Blogger, a Google product, has finally decided that it will make life more difficult for those nefarious individuals who hijack blogs to continue to do so. Don't get me wrong. I don't know how this computer majick really works, I just play with the tools that I am given.
That is a problem. Blogging, in it's Incunabula, was for those writers who were also coders. The more blogging became a thing and the more the masses wanted in on the cache of being a blogger the more user friendly the platforms had to become. Today, most of those who blog are the pick a template, drag some widgets and gadgets and start to write kinds of bloggers. Customizing anything is going to be tricky let alone figuring out if we are EU cookie warning compliant or not. So how to do we protect ourselves from sites that clone/hack/copy our own sites? That is some thing that needed to be as cut and paste simple as, well... cut and paste.
Blogger rolled out an activation to enroll a blog in a HTTPS encryption so that no one can use our sites to send false information/redirect to other nefarious blogs and otherwise misuse the trust our readers place in us. It's about time. All this Russian sites that have been doing thing for years have done enough damage. Probably more than we will ever know.
I've been asking for this to be simple enough that I can do it without accidentally setting of a barrage from the Death Star. And now we have it. Just to let you all know, both 6° and Spilt Paint are currently encrypted to prevent further malicious use of my material overseas. I hope that doesn't affect how the site runs (I've been told that it could) and I hope that I don't lose the links to Youtube videos (which it might).

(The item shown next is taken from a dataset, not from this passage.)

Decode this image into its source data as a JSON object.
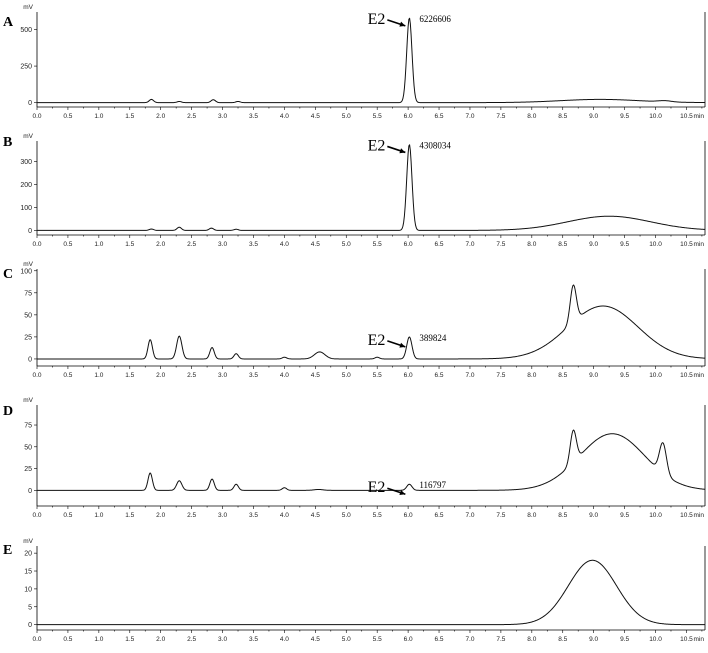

Incunabula: especially in books, is the origin or birthplace of a thing. I first came across the word in typography class. The first 50 years of the printing press' use was considered the Incunabula period for book and all printed material. It is in this first 50 year period of a thing in which the errors, bugs in the process or materials are worked out and the thing becomes widely available. I very greatly doubt that blogging will have such a long period. The odds are that in 50 years blogging will look very different than it does today and probably will not even be called blogging. Some genius will probably throw back to OS Trek and we will all be logging.